I feel like I’m really close, I’m just getting another pesky error:
def helper(x):
return 2 * x[0] + 3 * x[1]**2
x = autograd.Variable(torch.FloatTensor([1, 2]), requires_grad=True)
total = autograd.Variable(torch.FloatTensor([0]))
for i in range(3): # number of epochs
print("iteration: " + str(i))
total += helper(x)
total.backward()
x = x - 0.1 * x.grad # a gradient step with a learning rate of 0.1
print(x.grad) # when that math in the line above is done, the gradient vanishes…
# shouldn’t I have to clear it manually?
print(x.grad[0], x.grad[1]) # never gets here
---------------------- Output --------------------
iteration: 0
None
iteration: 1
Unfortunately, on the second iteration of total.backward(), I get:
RuntimeError: element 0 of variables tuple is volatile
Again, thank you so much for your help. It’s been invaluable.
EDIT 1:
Another thing I tried is:
def helper(x):
return 2 * x[0] + 3 * x[1]**2
x = autograd.Variable(torch.FloatTensor([1, 2]), requires_grad=True)
total = autograd.Variable(torch.FloatTensor([0]))
for i in range(3): # number of epochs
print("iteration: " + str(i))
total += helper(x)
total.backward()
x = x - 0.1 * x.grad # a gradient step with a learning rate of 0.1
x.grad.data.zero_() # ADDITION: zeroing out the gradient
print(x.grad[0], x.grad[1]) # never gets here
Per this SO thread:
But it doesn’t seem like I need to, because this is the error I get when it hits x.grad.data.zero_():
AttributeError: ‘NoneType’ object has no attribute ‘data’
It’s already been cleared. Will continue to research.
EDIT 2:
I think I’m getting closer. I didn’t look as closely at the SO post as I should have, apparently I needed to put .data on everything (for reasons I’m not sure of):
def helper(x):
return 2 * x[0] + 3 * x[1]**2
x = autograd.Variable(torch.FloatTensor([1, 2]), requires_grad=True)
total = autograd.Variable(torch.FloatTensor([0]))
for i in range(3): # number of epochs
print("iteration: " + str(i))
total += helper(x)
total.backward()
x.data = x.data - 0.1 * x.grad.data # ADDITION: added .data to everything per the SO post
x.grad.data.zero_()
print(x.grad[0], x.grad[1]) # never gets here
Now I get the error about retaining the graph:
RuntimeError: Trying to backward through the graph a second time, but the buffers have already been freed. Specify retain_graph=True when calling backward the first time.
Which makes sense, since the gradient was cleared. I’m going to try moving total into the loop.
EDIT 3:
Here is the code and the results of moving it into the for loop:
def helper(x):
return 2 * x[0] + 3 * x[1]**2
x = autograd.Variable(torch.FloatTensor([1, 2]), requires_grad=True)

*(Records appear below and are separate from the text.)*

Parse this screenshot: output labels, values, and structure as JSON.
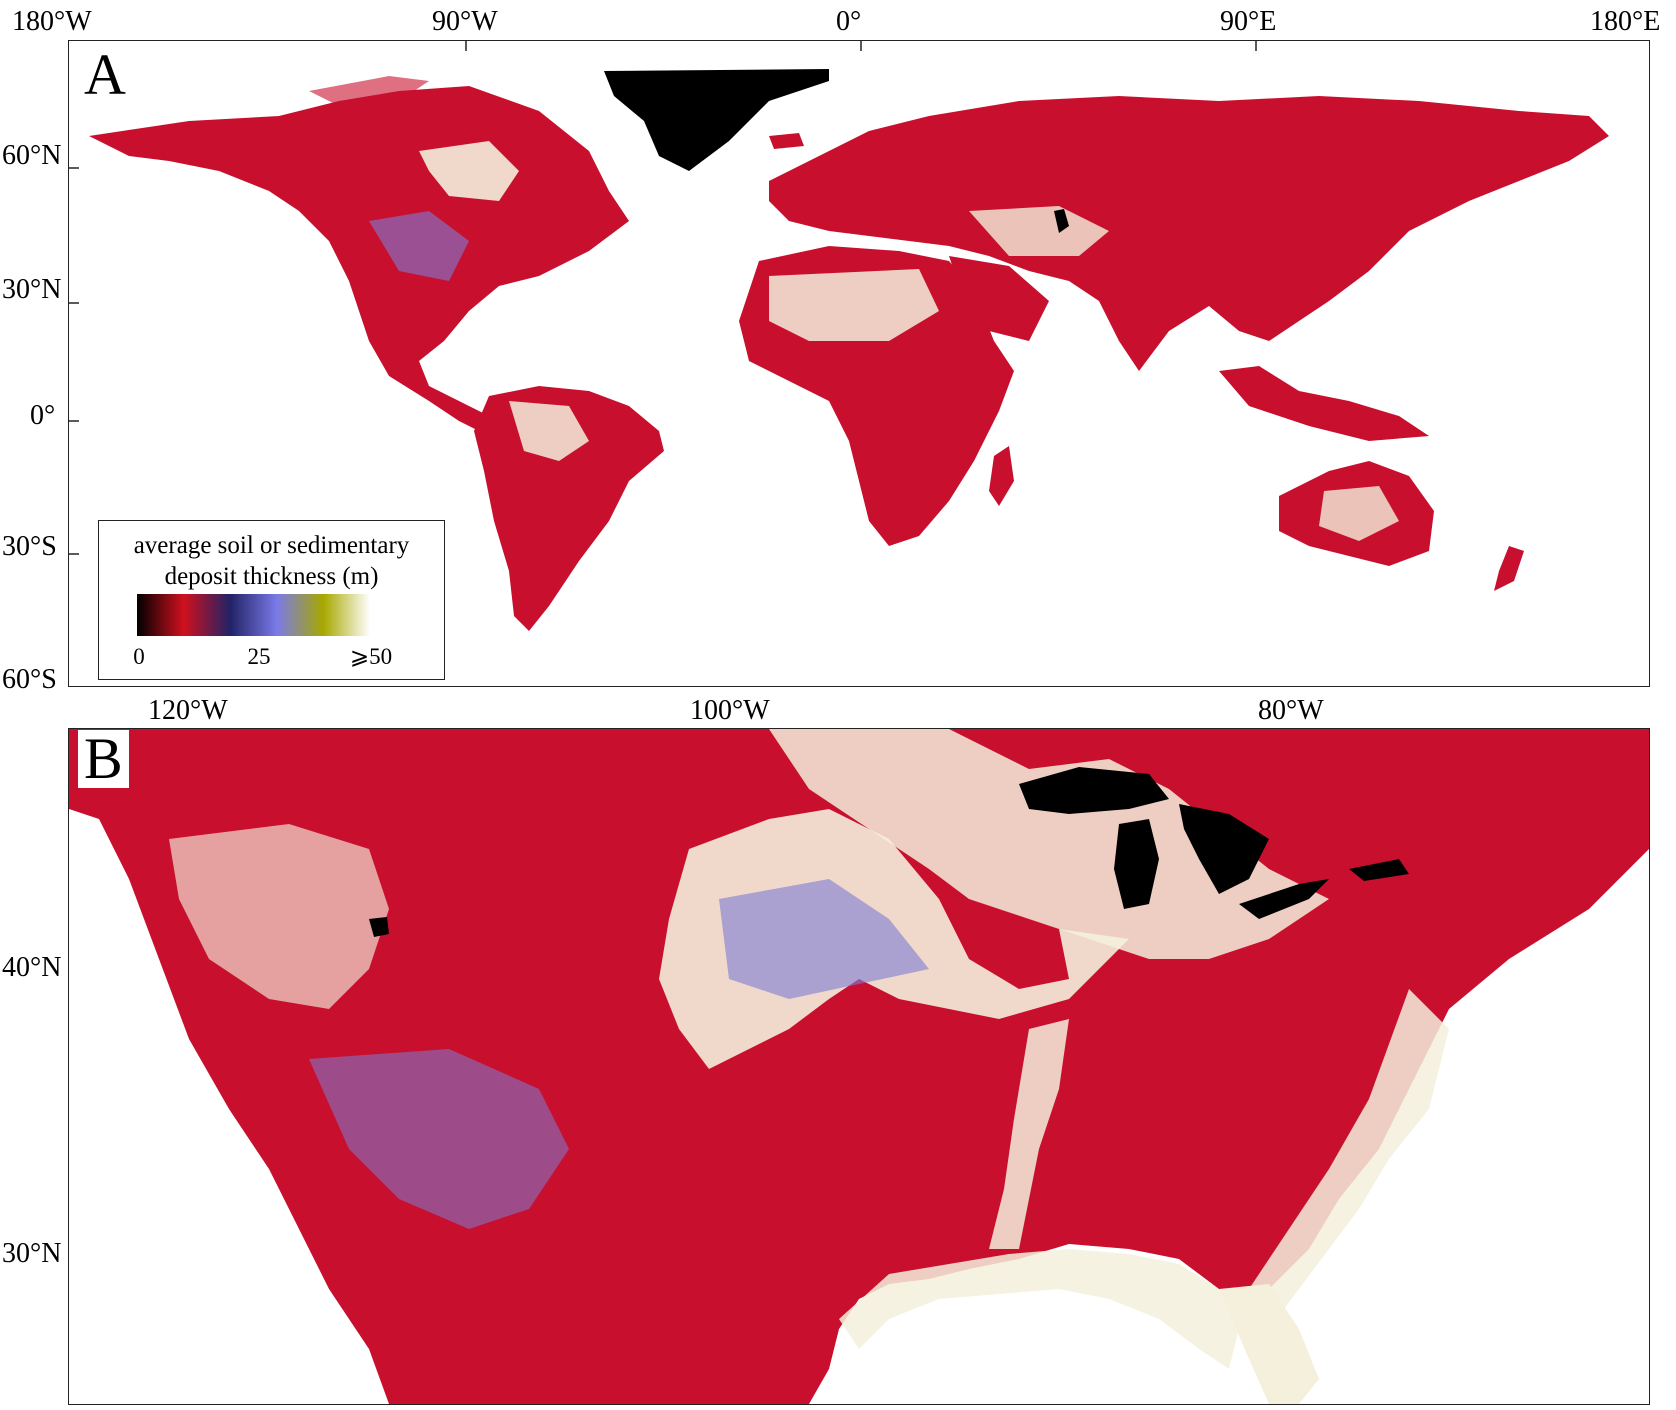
{
  "panel_a": {
    "letter": "A",
    "top_labels": [
      "180°W",
      "90°W",
      "0°",
      "90°E",
      "180°E"
    ],
    "left_labels": [
      "60°N",
      "30°N",
      "0°",
      "30°S",
      "60°S"
    ]
  },
  "panel_b": {
    "letter": "B",
    "top_labels": [
      "120°W",
      "100°W",
      "80°W"
    ],
    "left_labels": [
      "40°N",
      "30°N"
    ]
  },
  "legend": {
    "title_line1": "average soil or sedimentary",
    "title_line2": "deposit thickness (m)",
    "tick_labels": [
      "0",
      "25",
      "⩾50"
    ],
    "colors": [
      "#000000",
      "#d0101e",
      "#222266",
      "#7a7ae8",
      "#a8a800",
      "#ffffff"
    ]
  },
  "colors": {
    "thin_soil": "#c8102e",
    "medium": "#7b7bd6",
    "thick": "#f4f0dc",
    "water_ice": "#000000"
  }
}
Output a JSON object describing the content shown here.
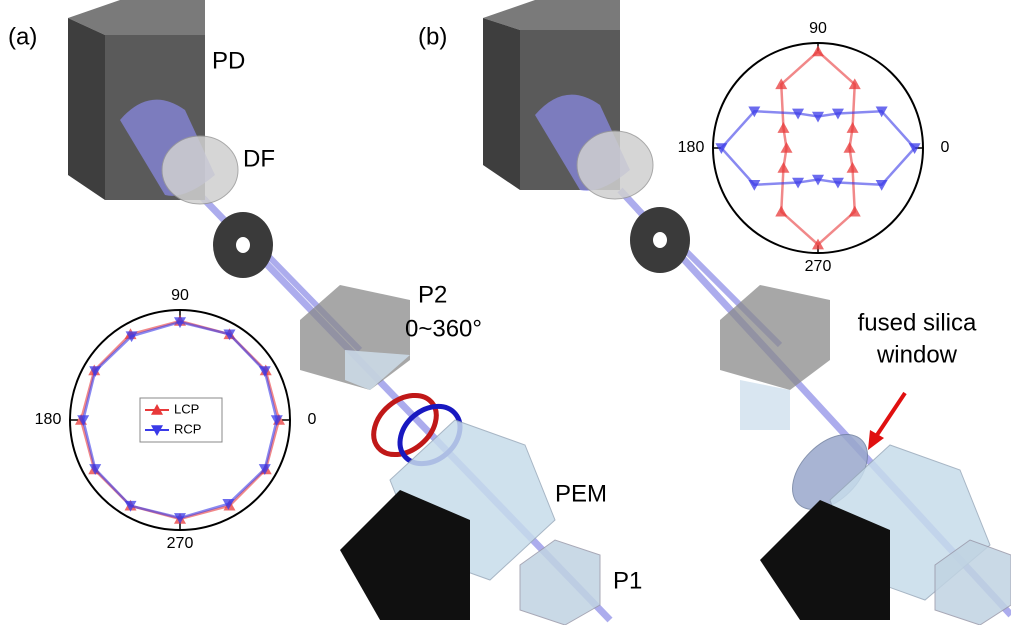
{
  "labels": {
    "panel_a": "(a)",
    "panel_b": "(b)",
    "pd": "PD",
    "df": "DF",
    "p2": "P2",
    "p2_range": "0~360°",
    "pem": "PEM",
    "p1": "P1",
    "window": [
      "fused silica",
      "window"
    ]
  },
  "chart_data": [
    {
      "type": "polar",
      "theta": [
        0,
        30,
        60,
        90,
        120,
        150,
        180,
        210,
        240,
        270,
        300,
        330
      ],
      "rlim": [
        0,
        1
      ],
      "thetaticks": [
        0,
        90,
        180,
        270
      ],
      "legend": "center",
      "series": [
        {
          "name": "LCP",
          "color": "#e8393a",
          "marker": "triangle-up",
          "values": [
            0.9,
            0.9,
            0.9,
            0.9,
            0.9,
            0.9,
            0.9,
            0.9,
            0.9,
            0.9,
            0.9,
            0.9
          ]
        },
        {
          "name": "RCP",
          "color": "#3a3ae8",
          "marker": "triangle-down",
          "values": [
            0.88,
            0.89,
            0.9,
            0.89,
            0.88,
            0.89,
            0.88,
            0.89,
            0.9,
            0.89,
            0.88,
            0.89
          ]
        }
      ]
    },
    {
      "type": "polar",
      "theta": [
        0,
        30,
        60,
        90,
        120,
        150,
        180,
        210,
        240,
        270,
        300,
        330
      ],
      "rlim": [
        0,
        1
      ],
      "thetaticks": [
        0,
        90,
        180,
        270
      ],
      "series": [
        {
          "color": "#e8393a",
          "marker": "triangle-up",
          "values": [
            0.3,
            0.38,
            0.7,
            0.92,
            0.7,
            0.38,
            0.3,
            0.38,
            0.7,
            0.92,
            0.7,
            0.38
          ]
        },
        {
          "color": "#3a3ae8",
          "marker": "triangle-down",
          "values": [
            0.92,
            0.7,
            0.38,
            0.3,
            0.38,
            0.7,
            0.92,
            0.7,
            0.38,
            0.3,
            0.38,
            0.7
          ]
        }
      ]
    }
  ]
}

for i in range(3): # number of epochs
print("iteration: " + str(i))
total = autograd.Variable(torch.FloatTensor([0]))
total += helper(x)
total.backward()
x.data = x.data - 0.1 * x.grad.data
x.grad.data.zero_()
print(x.grad[0], x.grad[1]) # never gets here
iteration: 0
iteration: 1
iteration: 2
Variable containing:
0
[torch.FloatTensor of size 1]
Variable containing:
0
[torch.FloatTensor of size 1]
Which is unexpected. I was expecting those both to be non-zero.
I see your post; I’ll test it out and reply with my results. Thanks again!